Pour un périscolaire sûr et durable : Gérer c’est prévoir
À la suite de nos échanges avec l’administration et les élus dans le cadre des affaires de comportements déviants d’animateurs sur des enfants dont ils avaient la charge, la Ville de Paris a annoncé que tout agent suspendu, quel que soit son statut, ne travaillera plus jamais auprès d’enfants. Enfin ! A-t-il fallu attendre le scandale pour en arriver à cette évidence !
Malheureusement, cette décision louable et attendue, s’accompagne d’une nouvelle injustice : elle s’appliquera sans discernement pour les agents reconnus hors de cause qui se voient affligés d’une double peine : accusé à tort puis exclus malgré tout.

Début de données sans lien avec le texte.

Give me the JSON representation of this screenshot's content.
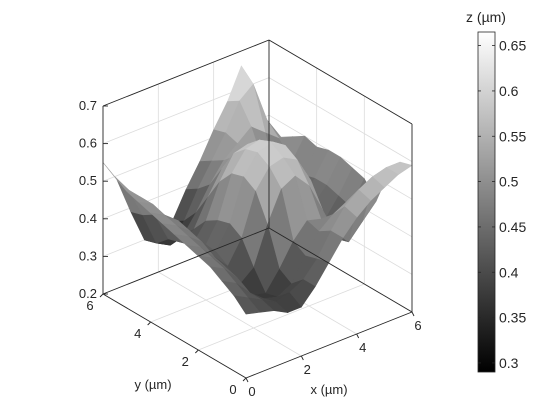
{
  "chart_data": {
    "type": "surface",
    "colormap": "gray",
    "grid": true,
    "x_axis": {
      "label": "x (µm)",
      "lim": [
        0,
        6
      ],
      "ticks": [
        0,
        2,
        4,
        6
      ],
      "tick_labels": [
        "0",
        "2",
        "4",
        "6"
      ]
    },
    "y_axis": {
      "label": "y (µm)",
      "lim": [
        0,
        6
      ],
      "ticks": [
        0,
        2,
        4,
        6
      ],
      "tick_labels": [
        "0",
        "2",
        "4",
        "6"
      ]
    },
    "z_axis": {
      "lim": [
        0.2,
        0.7
      ],
      "ticks": [
        0.2,
        0.3,
        0.4,
        0.5,
        0.6,
        0.7
      ],
      "tick_labels": [
        "0.2",
        "0.3",
        "0.4",
        "0.5",
        "0.6",
        "0.7"
      ]
    },
    "colorbar": {
      "label": "z (µm)",
      "position": "right",
      "lim": [
        0.29,
        0.665
      ],
      "ticks": [
        0.3,
        0.35,
        0.4,
        0.45,
        0.5,
        0.55,
        0.6,
        0.65
      ],
      "tick_labels": [
        "0.3",
        "0.35",
        "0.4",
        "0.45",
        "0.5",
        "0.55",
        "0.6",
        "0.65"
      ]
    },
    "surface": {
      "x": [
        0.0,
        0.5,
        1.0,
        1.5,
        2.0,
        2.5,
        3.0,
        3.5,
        4.0,
        4.5,
        5.0,
        5.5,
        6.0
      ],
      "y": [
        0.0,
        0.5,
        1.0,
        1.5,
        2.0,
        2.5,
        3.0,
        3.5,
        4.0,
        4.5,
        5.0,
        5.5,
        6.0
      ],
      "z": [
        [
          0.37,
          0.36,
          0.35,
          0.33,
          0.33,
          0.37,
          0.42,
          0.47,
          0.51,
          0.54,
          0.56,
          0.58,
          0.59
        ],
        [
          0.4,
          0.38,
          0.36,
          0.34,
          0.35,
          0.37,
          0.41,
          0.47,
          0.52,
          0.55,
          0.57,
          0.58,
          0.58
        ],
        [
          0.42,
          0.4,
          0.36,
          0.33,
          0.32,
          0.34,
          0.4,
          0.45,
          0.48,
          0.5,
          0.52,
          0.53,
          0.53
        ],
        [
          0.44,
          0.42,
          0.38,
          0.32,
          0.31,
          0.36,
          0.42,
          0.46,
          0.45,
          0.4,
          0.36,
          0.4,
          0.44
        ],
        [
          0.45,
          0.43,
          0.39,
          0.33,
          0.36,
          0.46,
          0.54,
          0.56,
          0.52,
          0.44,
          0.35,
          0.42,
          0.48
        ],
        [
          0.46,
          0.44,
          0.4,
          0.36,
          0.42,
          0.53,
          0.58,
          0.59,
          0.57,
          0.5,
          0.38,
          0.43,
          0.49
        ],
        [
          0.47,
          0.45,
          0.42,
          0.38,
          0.44,
          0.55,
          0.6,
          0.61,
          0.59,
          0.52,
          0.4,
          0.44,
          0.5
        ],
        [
          0.48,
          0.46,
          0.43,
          0.37,
          0.43,
          0.54,
          0.59,
          0.6,
          0.58,
          0.51,
          0.39,
          0.44,
          0.5
        ],
        [
          0.49,
          0.47,
          0.44,
          0.36,
          0.41,
          0.5,
          0.56,
          0.57,
          0.55,
          0.48,
          0.37,
          0.43,
          0.49
        ],
        [
          0.5,
          0.48,
          0.43,
          0.35,
          0.37,
          0.44,
          0.5,
          0.52,
          0.51,
          0.47,
          0.4,
          0.44,
          0.5
        ],
        [
          0.51,
          0.48,
          0.42,
          0.34,
          0.33,
          0.38,
          0.44,
          0.49,
          0.52,
          0.55,
          0.52,
          0.49,
          0.48
        ],
        [
          0.53,
          0.48,
          0.4,
          0.31,
          0.29,
          0.34,
          0.41,
          0.47,
          0.53,
          0.6,
          0.63,
          0.52,
          0.46
        ],
        [
          0.55,
          0.49,
          0.39,
          0.3,
          0.28,
          0.32,
          0.39,
          0.45,
          0.52,
          0.58,
          0.66,
          0.5,
          0.44
        ]
      ]
    }
  }
}
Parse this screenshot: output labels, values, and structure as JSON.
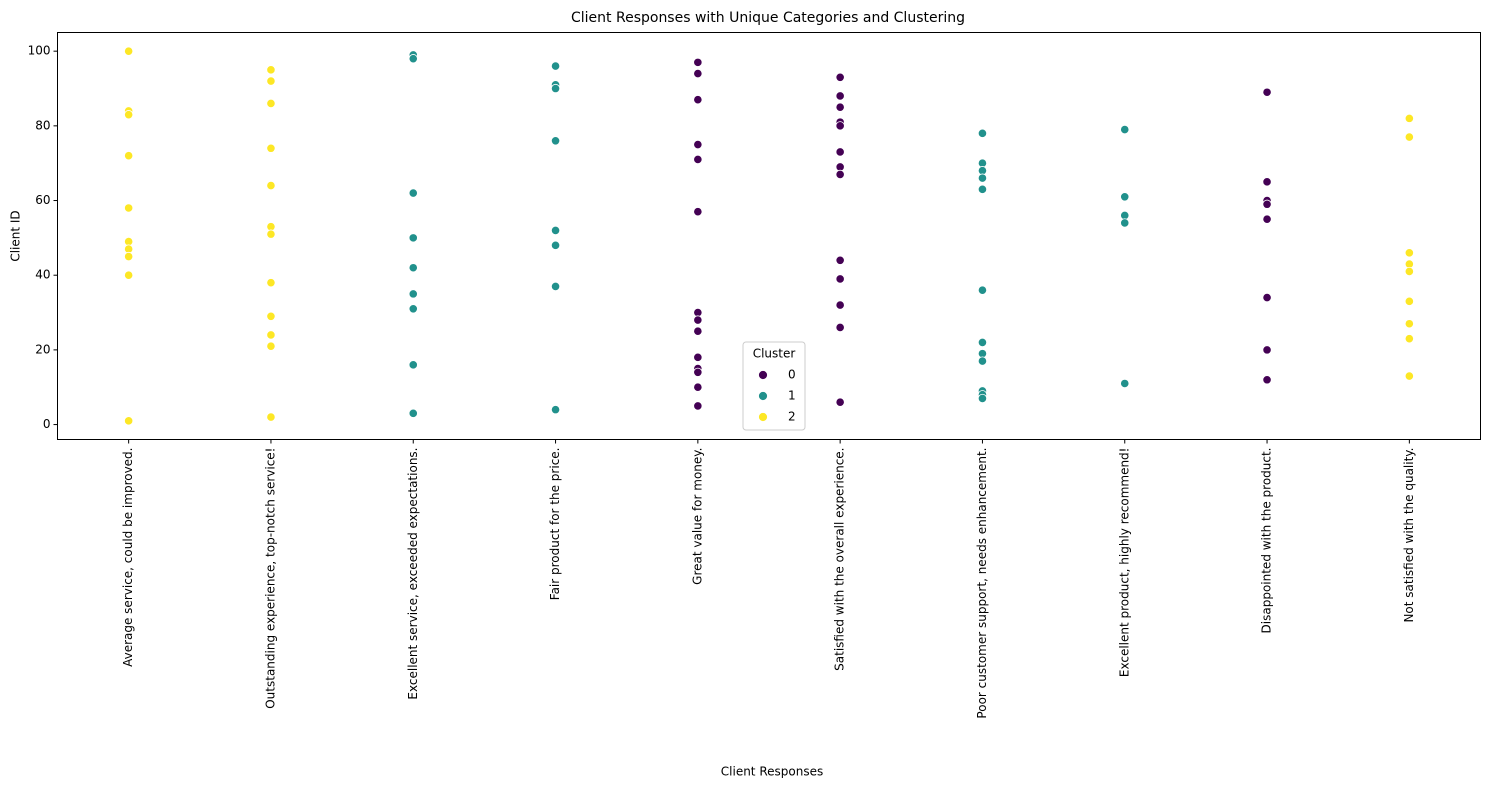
{
  "chart_data": {
    "type": "scatter",
    "title": "Client Responses with Unique Categories and Clustering",
    "x_label": "Client Responses",
    "y_label": "Client ID",
    "categories": [
      "Average service, could be improved.",
      "Outstanding experience, top-notch service!",
      "Excellent service, exceeded expectations.",
      "Fair product for the price.",
      "Great value for money.",
      "Satisfied with the overall experience.",
      "Poor customer support, needs enhancement.",
      "Excellent product, highly recommend!",
      "Disappointed with the product.",
      "Not satisfied with the quality."
    ],
    "ylim": [
      -4,
      105
    ],
    "yticks": [
      0,
      20,
      40,
      60,
      80,
      100
    ],
    "legend_title": "Cluster",
    "legend_loc": "lower center",
    "series": [
      {
        "name": "0",
        "color": "#440154",
        "x": [
          "Great value for money.",
          "Great value for money.",
          "Great value for money.",
          "Great value for money.",
          "Great value for money.",
          "Great value for money.",
          "Great value for money.",
          "Great value for money.",
          "Great value for money.",
          "Great value for money.",
          "Great value for money.",
          "Great value for money.",
          "Great value for money.",
          "Great value for money.",
          "Satisfied with the overall experience.",
          "Satisfied with the overall experience.",
          "Satisfied with the overall experience.",
          "Satisfied with the overall experience.",
          "Satisfied with the overall experience.",
          "Satisfied with the overall experience.",
          "Satisfied with the overall experience.",
          "Satisfied with the overall experience.",
          "Satisfied with the overall experience.",
          "Satisfied with the overall experience.",
          "Satisfied with the overall experience.",
          "Satisfied with the overall experience.",
          "Satisfied with the overall experience.",
          "Disappointed with the product.",
          "Disappointed with the product.",
          "Disappointed with the product.",
          "Disappointed with the product.",
          "Disappointed with the product.",
          "Disappointed with the product.",
          "Disappointed with the product.",
          "Disappointed with the product."
        ],
        "values": [
          97,
          94,
          87,
          75,
          71,
          57,
          30,
          28,
          25,
          18,
          15,
          14,
          10,
          5,
          93,
          88,
          85,
          81,
          80,
          73,
          69,
          67,
          44,
          39,
          32,
          26,
          6,
          89,
          65,
          60,
          59,
          55,
          34,
          20,
          12
        ]
      },
      {
        "name": "1",
        "color": "#21918c",
        "x": [
          "Excellent service, exceeded expectations.",
          "Excellent service, exceeded expectations.",
          "Excellent service, exceeded expectations.",
          "Excellent service, exceeded expectations.",
          "Excellent service, exceeded expectations.",
          "Excellent service, exceeded expectations.",
          "Excellent service, exceeded expectations.",
          "Excellent service, exceeded expectations.",
          "Excellent service, exceeded expectations.",
          "Fair product for the price.",
          "Fair product for the price.",
          "Fair product for the price.",
          "Fair product for the price.",
          "Fair product for the price.",
          "Fair product for the price.",
          "Fair product for the price.",
          "Fair product for the price.",
          "Poor customer support, needs enhancement.",
          "Poor customer support, needs enhancement.",
          "Poor customer support, needs enhancement.",
          "Poor customer support, needs enhancement.",
          "Poor customer support, needs enhancement.",
          "Poor customer support, needs enhancement.",
          "Poor customer support, needs enhancement.",
          "Poor customer support, needs enhancement.",
          "Poor customer support, needs enhancement.",
          "Poor customer support, needs enhancement.",
          "Poor customer support, needs enhancement.",
          "Poor customer support, needs enhancement.",
          "Excellent product, highly recommend!",
          "Excellent product, highly recommend!",
          "Excellent product, highly recommend!",
          "Excellent product, highly recommend!",
          "Excellent product, highly recommend!"
        ],
        "values": [
          99,
          98,
          62,
          50,
          42,
          35,
          31,
          16,
          3,
          96,
          91,
          90,
          76,
          52,
          48,
          37,
          4,
          78,
          70,
          68,
          66,
          63,
          36,
          22,
          19,
          17,
          9,
          8,
          7,
          79,
          61,
          56,
          54,
          11
        ]
      },
      {
        "name": "2",
        "color": "#fde725",
        "x": [
          "Average service, could be improved.",
          "Average service, could be improved.",
          "Average service, could be improved.",
          "Average service, could be improved.",
          "Average service, could be improved.",
          "Average service, could be improved.",
          "Average service, could be improved.",
          "Average service, could be improved.",
          "Average service, could be improved.",
          "Average service, could be improved.",
          "Outstanding experience, top-notch service!",
          "Outstanding experience, top-notch service!",
          "Outstanding experience, top-notch service!",
          "Outstanding experience, top-notch service!",
          "Outstanding experience, top-notch service!",
          "Outstanding experience, top-notch service!",
          "Outstanding experience, top-notch service!",
          "Outstanding experience, top-notch service!",
          "Outstanding experience, top-notch service!",
          "Outstanding experience, top-notch service!",
          "Outstanding experience, top-notch service!",
          "Outstanding experience, top-notch service!",
          "Not satisfied with the quality.",
          "Not satisfied with the quality.",
          "Not satisfied with the quality.",
          "Not satisfied with the quality.",
          "Not satisfied with the quality.",
          "Not satisfied with the quality.",
          "Not satisfied with the quality.",
          "Not satisfied with the quality.",
          "Not satisfied with the quality."
        ],
        "values": [
          100,
          84,
          83,
          72,
          58,
          49,
          47,
          45,
          40,
          1,
          95,
          92,
          86,
          74,
          64,
          53,
          51,
          38,
          29,
          24,
          21,
          2,
          82,
          77,
          46,
          43,
          41,
          33,
          27,
          23,
          13
        ]
      }
    ]
  }
}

Dans un secteur en tension où les problèmes d’effectifs ont permis d’embaucher à l’aveuglette des candidats dangereux pour les enfants, la question reste entière pour la rentrée 2026-2027 :
1. Comment la Ville de Paris va-t-elle assurer le recrutement d’agents pour le respect des ratios d’encadrement ?
Écarter d’office des animateurs expérimentés mis hors de cause des accusations de comportements suspects est-il souhaitable ?
2. Qui va vouloir être animateur dans un tel climat toxique ?
Pour restaurer la confiance et anticiper d’éventuelles situations à risques, la CFTC souhaite que la Ville instaure des formations de sensibilisation à des méthodes de recueil de la parole des enfants, de type « NICHD » (National Institute of Child health and Human development). Cette expérience, auprès des encadrants dans un premier temps, serait un geste fort de la Ville pour améliorer l’identification des situations à risques avant qu’il ne soit trop tard.
Plutôt que de polémiquer, relever le défi de la prévention est la seule voie saine durablement qui permettra d’affronter les réalités et de répondre aux préoccupations des familles.
Il en va de la sauvegarde du service public.